Antonio Serravezza non si dà pace e avrebbe voluto assistere per l’estate 2021 a un evento non di autoconsumo, come il G20, a sostegno dell’offerta turistica locale. C’è stata Fucina Madre, mentre si attende il cartellone estivo (sono in corso le date di Matera in musica, Gezziamoci, Viva Verdi, Camerata musicale) per quanti si troveranno a passare da Matera con tutti i limiti che la cosa comporta. Vecchia storia. E allora cittadini, privati è giusto che si diano una mossa e qui ci imbattiamo nei limiti della cultura d’impresa. Ma qualcosa va fatto e Serravezza lancia un sasso tra i Sassi: tiriamo fuori il grande evento. Nomi, settori e poi la colletta… Siamo al 21 luglio.
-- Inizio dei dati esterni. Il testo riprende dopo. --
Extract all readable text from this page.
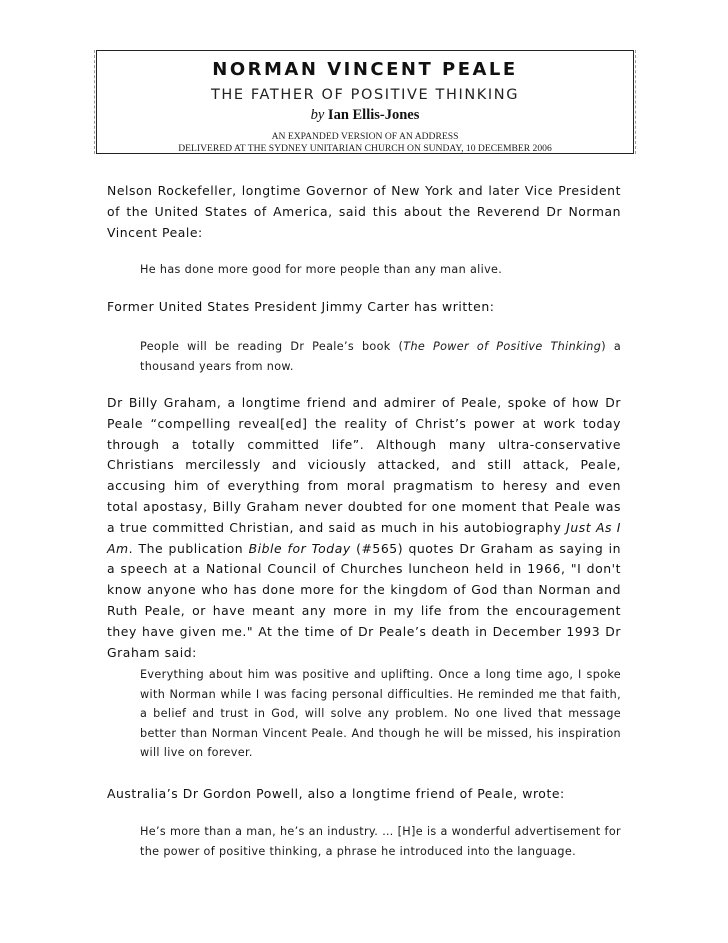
NORMAN VINCENT PEALE
THE FATHER OF POSITIVE THINKING
by Ian Ellis-Jones
AN EXPANDED VERSION OF AN ADDRESS
DELIVERED AT THE SYDNEY UNITARIAN CHURCH ON SUNDAY, 10 DECEMBER 2006

Nelson Rockefeller, longtime Governor of New York and later Vice President of the United States of America, said this about the Reverend Dr Norman Vincent Peale:

He has done more good for more people than any man alive.

Former United States President Jimmy Carter has written:

People will be reading Dr Peale’s book (The Power of Positive Thinking) a thousand years from now.

Dr Billy Graham, a longtime friend and admirer of Peale, spoke of how Dr Peale “compelling reveal[ed] the reality of Christ’s power at work today through a totally committed life”. Although many ultra-conservative Christians mercilessly and viciously attacked, and still attack, Peale, accusing him of everything from moral pragmatism to heresy and even total apostasy, Billy Graham never doubted for one moment that Peale was a true committed Christian, and said as much in his autobiography Just As I Am. The publication Bible for Today (#565) quotes Dr Graham as saying in a speech at a National Council of Churches luncheon held in 1966, "I don't know anyone who has done more for the kingdom of God than Norman and Ruth Peale, or have meant any more in my life from the encouragement they have given me." At the time of Dr Peale’s death in December 1993 Dr Graham said:

Everything about him was positive and uplifting. Once a long time ago, I spoke with Norman while I was facing personal difficulties. He reminded me that faith, a belief and trust in God, will solve any problem. No one lived that message better than Norman Vincent Peale. And though he will be missed, his inspiration will live on forever.

Australia’s Dr Gordon Powell, also a longtime friend of Peale, wrote:

He’s more than a man, he’s an industry. … [H]e is a wonderful advertisement for the power of positive thinking, a phrase he introduced into the language.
LE RIFLESSIONI DI SERRAVEZZA

Dopo il 2019, anno di grandi e piccoli eventi, la nostra città vivacchia senza una programmazione di eventi attrattivi sia per i cittadini che per i turisti. L’unica vetrina che Matera offre sono i famosi Sassi ma mai nessuno ha pensato di organizzare un evento ripetibile negli anni come grande catalizzatore dell’offerta in città. Ormai la città dei Sassi è conosciuta in tutto il mondo ma è il momento di pensare a qualcosa che abbinato a ciò che di ha possa fare uno più uno uguale a due. Insomma un rafforzativo a ciò che già abbiamo. A questo punto sono del parere che si debba organizzare un evento, tra noi cittadini, che possa raccogliere idee per creare un evento che sia una novità è che possa raccogliere il bello è il buono magari di tutta la Basilicata. Sì, non dobbiamo pensare in piccolo ma dobbiamo guardare e raccogliere il meglio da tutto l’orto lucano che se guardiamo bene anche senza lente d’ingrandimento ha tanto da offrire e che è conosciuto come una unicità per coloro che ci vengono a visitare da fuori regione o dall’Italia. Dobbiamo impegnarci per supportare la nostra economia che ne ha bisogno e non si deve continuare a navigare a vista ma guardando oltre di anno in anno. Ci vuole una mentalità nuova e proiettata nel futuro per fare uno più uno, due!